Early studies from China suggested a link between low selenium levels and liver cancer. In China, high rates of hepatitis B virus (HBV) infection and primary liver cancer (PLC) are present in Qidong county. Epidemiological surveys demonstrated an inverse association between selenium level and regional cancer incidence, as well as HBV infection. Four-year animal studies showed that dietary supplement of selenium reduced the HBV infection by 77.2% and liver precancerous lesion by 75.8% of ducks, caused by exposure to natural environmental etiologic factors.
In 1991, Yu et al. reported on an on-going liver cancer study. (57) The researchers found a significantly reduced risk for liver cancer in those who used selenium supplements for two years. In the 2-year intervention trial the incidence of primary liver cancer was significantly less (p<0.05) in selenium supplemented subjects (10 of 1444; 0.69%) compared to control subjects (13 of 1030; 1.26%).
In 1997, Yu et al. published the results of their intervention trial among the general population of 130,471 residents of Qidong. (96) Individuals in five townships were involved for observation of the preventive effect of selenium. The 8-year follow-up data showed reduced PLC incidence by 35.1% in selenized table salt supplemented vs. the nonsupplemented population. On withdrawal of selenium from the treated group, PLC incidence rate began to increase. However, the inhibitory response to HBV was sustained during the 3-yr cessation of treatment. The clinical study among 226 Hepatitis B Surface Antigen (HBsAg)-positive persons provided either 200 micrograms of selenium in the form of selenized yeast tablet or an identical placebo of yeast tablet daily for 4 years showed that 7 of 113 subjects were diagnosed as having PLC in the placebo group, whereas no incidence of PLC was found in 113 subjects supplemented with selenium. Again on cessation of treatment, PLC developed at a rate comparable to that in the control group, demonstrating that a continuous intake of selenium is essential to sustain the chemopreventive effect.
In 1999, Yu et al. published a “nested” case-control study which determined that there was a significant inverse relationship between selenium levels in stored plasma and later development of liver cancer in 7,000 Taiwanese men. (43)
In an intervention trial published in 2000, Li et al. measured the preventive effects of selenium on primary liver cancer. (98) According to the English language abstract, after screening of blood samples in 18,000 males from 20 to 65 years-old in Qidong, Jiangsu province, 2,065 cases of HBsAg positive, AFP negative and normal liver function (normal ALT values) were found.

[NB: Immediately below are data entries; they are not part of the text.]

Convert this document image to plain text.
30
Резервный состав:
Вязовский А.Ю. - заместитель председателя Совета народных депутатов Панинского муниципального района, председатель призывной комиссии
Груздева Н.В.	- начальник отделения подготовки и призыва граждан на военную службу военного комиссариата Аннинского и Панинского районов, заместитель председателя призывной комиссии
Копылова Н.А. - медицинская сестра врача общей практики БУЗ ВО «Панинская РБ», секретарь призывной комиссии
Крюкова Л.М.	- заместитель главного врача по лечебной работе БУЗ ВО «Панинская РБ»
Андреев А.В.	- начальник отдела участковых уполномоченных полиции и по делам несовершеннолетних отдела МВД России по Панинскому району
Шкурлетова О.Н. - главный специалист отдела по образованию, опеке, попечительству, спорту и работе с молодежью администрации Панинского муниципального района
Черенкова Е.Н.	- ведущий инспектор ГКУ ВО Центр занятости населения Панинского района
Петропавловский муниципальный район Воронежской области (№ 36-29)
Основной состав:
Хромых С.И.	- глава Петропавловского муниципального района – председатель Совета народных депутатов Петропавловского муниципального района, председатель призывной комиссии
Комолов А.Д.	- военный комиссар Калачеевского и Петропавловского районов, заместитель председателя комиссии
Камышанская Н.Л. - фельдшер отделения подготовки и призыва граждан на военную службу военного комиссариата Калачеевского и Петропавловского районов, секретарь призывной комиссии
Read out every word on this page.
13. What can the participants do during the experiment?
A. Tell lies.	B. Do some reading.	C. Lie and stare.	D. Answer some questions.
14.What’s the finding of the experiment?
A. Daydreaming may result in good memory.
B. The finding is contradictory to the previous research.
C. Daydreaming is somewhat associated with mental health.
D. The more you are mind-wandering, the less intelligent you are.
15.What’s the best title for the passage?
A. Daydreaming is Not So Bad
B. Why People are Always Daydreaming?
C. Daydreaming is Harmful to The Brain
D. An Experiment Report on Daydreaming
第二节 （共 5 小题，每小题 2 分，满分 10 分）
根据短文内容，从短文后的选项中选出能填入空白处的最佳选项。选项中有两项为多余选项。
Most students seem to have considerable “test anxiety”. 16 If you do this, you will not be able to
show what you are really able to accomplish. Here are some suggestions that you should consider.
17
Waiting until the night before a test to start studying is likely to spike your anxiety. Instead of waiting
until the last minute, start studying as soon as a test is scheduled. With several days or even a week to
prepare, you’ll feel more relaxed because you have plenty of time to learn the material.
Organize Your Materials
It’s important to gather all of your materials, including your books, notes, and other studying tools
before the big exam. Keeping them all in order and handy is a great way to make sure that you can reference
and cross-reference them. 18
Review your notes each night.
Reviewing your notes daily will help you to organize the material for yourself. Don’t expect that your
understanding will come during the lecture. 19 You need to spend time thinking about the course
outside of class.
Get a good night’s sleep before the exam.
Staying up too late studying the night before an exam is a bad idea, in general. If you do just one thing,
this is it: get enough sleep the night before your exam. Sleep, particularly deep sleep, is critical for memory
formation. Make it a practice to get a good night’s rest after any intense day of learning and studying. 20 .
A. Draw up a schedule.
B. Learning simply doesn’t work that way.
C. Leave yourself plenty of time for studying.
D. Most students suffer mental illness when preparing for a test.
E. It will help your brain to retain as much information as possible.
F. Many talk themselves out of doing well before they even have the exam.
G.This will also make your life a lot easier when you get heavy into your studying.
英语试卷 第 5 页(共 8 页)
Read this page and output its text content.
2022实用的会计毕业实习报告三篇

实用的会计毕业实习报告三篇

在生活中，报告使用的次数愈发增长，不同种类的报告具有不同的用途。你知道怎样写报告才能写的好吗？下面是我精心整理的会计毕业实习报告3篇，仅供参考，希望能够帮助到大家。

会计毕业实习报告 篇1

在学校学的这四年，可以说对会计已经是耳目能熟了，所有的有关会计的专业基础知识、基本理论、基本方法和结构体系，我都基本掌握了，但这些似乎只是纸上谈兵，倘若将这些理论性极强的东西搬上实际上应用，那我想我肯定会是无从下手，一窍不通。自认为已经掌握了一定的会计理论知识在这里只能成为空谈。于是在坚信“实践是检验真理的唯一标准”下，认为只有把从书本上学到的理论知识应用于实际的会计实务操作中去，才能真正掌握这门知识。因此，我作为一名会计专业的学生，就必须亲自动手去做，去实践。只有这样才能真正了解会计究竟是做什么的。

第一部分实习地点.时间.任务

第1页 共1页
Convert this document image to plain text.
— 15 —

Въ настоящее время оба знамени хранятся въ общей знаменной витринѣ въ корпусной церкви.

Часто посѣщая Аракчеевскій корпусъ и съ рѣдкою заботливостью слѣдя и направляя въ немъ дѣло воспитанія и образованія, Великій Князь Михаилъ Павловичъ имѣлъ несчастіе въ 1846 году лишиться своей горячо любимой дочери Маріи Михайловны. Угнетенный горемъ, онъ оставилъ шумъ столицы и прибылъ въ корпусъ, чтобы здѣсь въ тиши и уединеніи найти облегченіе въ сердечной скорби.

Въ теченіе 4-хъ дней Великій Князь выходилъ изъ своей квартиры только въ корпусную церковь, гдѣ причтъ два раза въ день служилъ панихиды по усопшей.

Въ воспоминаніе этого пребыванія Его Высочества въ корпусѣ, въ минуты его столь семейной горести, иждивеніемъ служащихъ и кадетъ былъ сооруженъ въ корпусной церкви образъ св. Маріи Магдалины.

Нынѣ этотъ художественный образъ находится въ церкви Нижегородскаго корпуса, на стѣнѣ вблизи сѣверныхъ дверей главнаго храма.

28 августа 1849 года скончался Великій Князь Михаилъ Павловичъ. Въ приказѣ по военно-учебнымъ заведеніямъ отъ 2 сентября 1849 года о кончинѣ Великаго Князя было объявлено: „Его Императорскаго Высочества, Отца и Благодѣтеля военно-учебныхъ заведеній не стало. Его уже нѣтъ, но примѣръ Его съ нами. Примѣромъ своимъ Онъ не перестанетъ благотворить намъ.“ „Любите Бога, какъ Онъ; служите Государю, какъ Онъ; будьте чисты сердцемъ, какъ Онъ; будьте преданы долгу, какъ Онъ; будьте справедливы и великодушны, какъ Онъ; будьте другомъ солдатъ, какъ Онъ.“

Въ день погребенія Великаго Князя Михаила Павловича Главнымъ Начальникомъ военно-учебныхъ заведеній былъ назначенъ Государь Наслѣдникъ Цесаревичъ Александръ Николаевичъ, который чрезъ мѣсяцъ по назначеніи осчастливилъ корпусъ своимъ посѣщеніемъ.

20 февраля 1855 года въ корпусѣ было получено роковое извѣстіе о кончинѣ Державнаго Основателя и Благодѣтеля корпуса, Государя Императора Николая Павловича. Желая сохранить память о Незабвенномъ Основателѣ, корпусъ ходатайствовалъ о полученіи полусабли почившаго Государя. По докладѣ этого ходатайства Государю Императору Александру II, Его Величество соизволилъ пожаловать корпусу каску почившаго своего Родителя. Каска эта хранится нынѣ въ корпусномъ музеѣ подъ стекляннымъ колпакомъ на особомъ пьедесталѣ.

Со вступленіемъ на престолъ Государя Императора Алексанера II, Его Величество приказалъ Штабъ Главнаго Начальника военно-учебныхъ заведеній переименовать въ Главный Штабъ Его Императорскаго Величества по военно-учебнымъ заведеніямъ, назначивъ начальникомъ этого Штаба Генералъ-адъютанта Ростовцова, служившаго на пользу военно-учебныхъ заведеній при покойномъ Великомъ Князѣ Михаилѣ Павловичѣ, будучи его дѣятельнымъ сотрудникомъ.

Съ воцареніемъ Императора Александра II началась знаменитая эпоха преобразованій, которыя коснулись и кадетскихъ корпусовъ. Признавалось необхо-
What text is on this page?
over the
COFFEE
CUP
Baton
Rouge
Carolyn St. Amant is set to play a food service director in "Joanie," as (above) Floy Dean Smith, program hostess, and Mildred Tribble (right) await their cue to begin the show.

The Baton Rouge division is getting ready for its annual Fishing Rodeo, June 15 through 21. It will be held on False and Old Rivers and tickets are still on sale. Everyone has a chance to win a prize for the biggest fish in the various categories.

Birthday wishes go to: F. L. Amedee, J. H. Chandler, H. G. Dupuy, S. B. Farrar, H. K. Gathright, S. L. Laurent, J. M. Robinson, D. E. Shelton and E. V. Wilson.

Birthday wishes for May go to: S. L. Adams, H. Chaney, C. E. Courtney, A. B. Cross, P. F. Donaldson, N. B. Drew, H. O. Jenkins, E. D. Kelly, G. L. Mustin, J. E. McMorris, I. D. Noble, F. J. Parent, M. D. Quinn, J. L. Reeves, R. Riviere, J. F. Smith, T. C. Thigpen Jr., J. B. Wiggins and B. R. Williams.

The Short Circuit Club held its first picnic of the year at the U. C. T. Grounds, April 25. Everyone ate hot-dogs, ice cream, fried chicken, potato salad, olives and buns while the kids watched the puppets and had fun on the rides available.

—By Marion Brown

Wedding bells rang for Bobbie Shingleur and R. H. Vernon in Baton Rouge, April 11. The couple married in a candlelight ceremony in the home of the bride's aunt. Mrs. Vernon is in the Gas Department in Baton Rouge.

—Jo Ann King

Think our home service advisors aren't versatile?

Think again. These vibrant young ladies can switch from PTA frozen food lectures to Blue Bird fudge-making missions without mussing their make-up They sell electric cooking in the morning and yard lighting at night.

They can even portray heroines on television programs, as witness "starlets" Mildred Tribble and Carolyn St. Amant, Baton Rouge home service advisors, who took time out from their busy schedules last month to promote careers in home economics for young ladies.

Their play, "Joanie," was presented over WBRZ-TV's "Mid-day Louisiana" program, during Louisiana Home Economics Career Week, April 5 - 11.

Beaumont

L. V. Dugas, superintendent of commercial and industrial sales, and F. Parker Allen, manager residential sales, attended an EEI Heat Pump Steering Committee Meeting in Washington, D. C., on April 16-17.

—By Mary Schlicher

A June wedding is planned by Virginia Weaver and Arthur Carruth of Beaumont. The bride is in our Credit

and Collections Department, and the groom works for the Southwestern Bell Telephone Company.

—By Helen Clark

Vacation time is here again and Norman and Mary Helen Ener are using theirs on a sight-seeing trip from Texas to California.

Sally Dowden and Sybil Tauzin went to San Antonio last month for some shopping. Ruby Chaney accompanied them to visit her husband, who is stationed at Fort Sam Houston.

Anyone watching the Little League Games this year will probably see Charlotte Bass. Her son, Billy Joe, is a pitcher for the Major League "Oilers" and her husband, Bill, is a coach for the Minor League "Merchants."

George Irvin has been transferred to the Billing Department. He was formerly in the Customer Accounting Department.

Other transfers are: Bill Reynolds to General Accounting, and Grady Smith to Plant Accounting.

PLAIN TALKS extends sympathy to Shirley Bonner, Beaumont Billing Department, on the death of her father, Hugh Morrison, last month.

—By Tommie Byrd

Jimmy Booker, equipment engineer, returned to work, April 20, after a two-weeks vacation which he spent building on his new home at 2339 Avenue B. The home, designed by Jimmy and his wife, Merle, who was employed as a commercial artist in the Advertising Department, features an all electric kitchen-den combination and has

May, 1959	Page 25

The subjects were randomly divided into two groups; 1,112 subjects (experimental group) received one tablet of sodium selenite (0.5 mg Se) every day and 953 subjects (control group) received one placebo tablet every day. During three years of intervention and follow up, the blood selenium concentration and glutathione peroxidase activity of the subjects in the experimental group were increased and had significant difference as compared with those of the control group (P < 0.01). At the same time, the prevalence rate of micronucleus cells in peripheral blood lymphocytes in the experimental group was significantly lower than that of the control group (P < 0.01), and the incidence of new liver cancer in the experimental group (3 057.55/10(6), 34 cases out of 1,112 subjects) was significantly lower than the control group (5 981.11/10(6); 57 cases out of 953 subjects) (P < 0.01).
The researchers concluded that, “the results confirms that selenium supplementation in general populations lived in high risk is effective in the prevention of liver cancer and the using of selenium tablets is simple and feasible.”
Thus, there is credible evidence from four intervention trials that selenium decreases the risk of developing liver cancer.